Le banche sono “rubasoldi”? Però ci sono anche quattro ragazzini esempio di onestà

portafogli-620x350BRESCIA – Basta poco per trasformare un normale pomeriggio d’estate in un pomeriggio speciale, che conferma come l’onestà sia ancora considerata un valore importante. Forse molto più di quanto immaginiamo. I protagonisti di questo episodio a lieto fine sono quattro ragazzini di Castrezzato, piccolo comune della campagna bresciana. Qualche giorno fa, i quattro si sono ritrovati in una gelateria del paese per fare due chiacchiere e godersi il meritato relax in attesa di riprendere la scuola a settembre, quando hanno notato che qualcuno aveva dimenticato il portafogli allo sportello bancomat che si trova vicino alla gelateria.
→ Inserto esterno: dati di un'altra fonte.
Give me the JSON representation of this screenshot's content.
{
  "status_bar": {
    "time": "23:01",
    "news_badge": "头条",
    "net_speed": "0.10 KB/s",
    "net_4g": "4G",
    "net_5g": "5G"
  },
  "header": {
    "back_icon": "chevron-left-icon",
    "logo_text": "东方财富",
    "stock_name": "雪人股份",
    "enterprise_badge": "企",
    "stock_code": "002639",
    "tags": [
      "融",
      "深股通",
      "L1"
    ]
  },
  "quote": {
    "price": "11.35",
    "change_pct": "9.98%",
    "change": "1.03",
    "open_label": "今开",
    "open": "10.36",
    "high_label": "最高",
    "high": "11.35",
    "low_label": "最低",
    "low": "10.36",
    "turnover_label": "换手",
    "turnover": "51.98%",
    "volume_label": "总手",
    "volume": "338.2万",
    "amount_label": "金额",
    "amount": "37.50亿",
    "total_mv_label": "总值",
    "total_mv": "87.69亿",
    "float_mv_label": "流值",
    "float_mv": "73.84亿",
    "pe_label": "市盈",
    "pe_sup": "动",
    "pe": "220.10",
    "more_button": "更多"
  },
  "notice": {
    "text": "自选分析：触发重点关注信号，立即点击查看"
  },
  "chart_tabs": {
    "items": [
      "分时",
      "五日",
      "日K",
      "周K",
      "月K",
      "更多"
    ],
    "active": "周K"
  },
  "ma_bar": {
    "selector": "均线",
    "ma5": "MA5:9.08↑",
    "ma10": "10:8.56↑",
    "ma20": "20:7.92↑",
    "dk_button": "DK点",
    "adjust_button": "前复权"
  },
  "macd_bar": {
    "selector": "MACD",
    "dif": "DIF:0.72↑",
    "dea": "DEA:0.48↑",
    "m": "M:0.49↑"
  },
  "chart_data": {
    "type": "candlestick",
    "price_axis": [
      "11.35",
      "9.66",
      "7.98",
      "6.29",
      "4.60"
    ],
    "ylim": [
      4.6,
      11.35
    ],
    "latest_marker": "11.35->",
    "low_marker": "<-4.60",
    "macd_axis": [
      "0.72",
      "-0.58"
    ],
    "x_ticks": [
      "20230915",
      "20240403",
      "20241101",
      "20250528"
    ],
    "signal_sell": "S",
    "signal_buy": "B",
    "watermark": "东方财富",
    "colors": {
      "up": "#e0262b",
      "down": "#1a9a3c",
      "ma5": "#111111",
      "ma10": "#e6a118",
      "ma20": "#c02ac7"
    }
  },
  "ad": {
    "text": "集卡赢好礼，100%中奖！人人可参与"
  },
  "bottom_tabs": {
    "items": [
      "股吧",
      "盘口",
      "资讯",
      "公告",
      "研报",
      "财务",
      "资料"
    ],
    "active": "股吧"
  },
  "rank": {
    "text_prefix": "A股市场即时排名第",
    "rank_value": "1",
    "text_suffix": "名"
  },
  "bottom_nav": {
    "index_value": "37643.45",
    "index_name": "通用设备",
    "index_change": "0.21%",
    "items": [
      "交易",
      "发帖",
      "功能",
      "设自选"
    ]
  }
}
Aprire quel portafogli e tenere per sé il contenuto avrebbe potuto essere una forte tentazione per chiunque, ma non per Amir – 15enne di origine albanese – e i suoi tre amici. All’inizio avevano pensato di consegnare il portafogli alla Polizia Locale, ma poi hanno riconosciuto, proprio all’interno della gelateria, l’ispettore della Polizia Postale che alcuni mesi prima “era venuto a scuola a farci lezione su Internet e sui social network”ha raccontato Amir al Giornale di Brescia.
Una figura, questo poliziotto – che in quel momento era in borghese e fuori servizio – che evidentemente ha lasciato in questi ragazzini un ricordo positivo, se, vinta l’iniziale timidezza, Amir ha deciso di richiamare la sua attenzione e di consegnare il portafogli direttamente nelle sue mani: “Scusa, abbiamo trovato questo portafogli. Controllalo tu che sei un poliziotto”.
A questo punto, mentre il poliziotto estraeva dal portafogli la carta d’identità per controllare a chi appartenesse, Amir e i suoi amici hanno notato una signora in bicicletta, alquanto affannata, fermarsi davanti al bancomat e cercare disperatamente qualcosa.

“Allora l’ho raggiunta e le ho spiegato che avevamo trovato un portafogli e l’avevamo consegnato al poliziotto. Lei ci ha ringraziati e ha insistito per offrirci un gelato”, ha concluso Amir. “L’idea di portarlo via non ci ha neppure sfiorato”.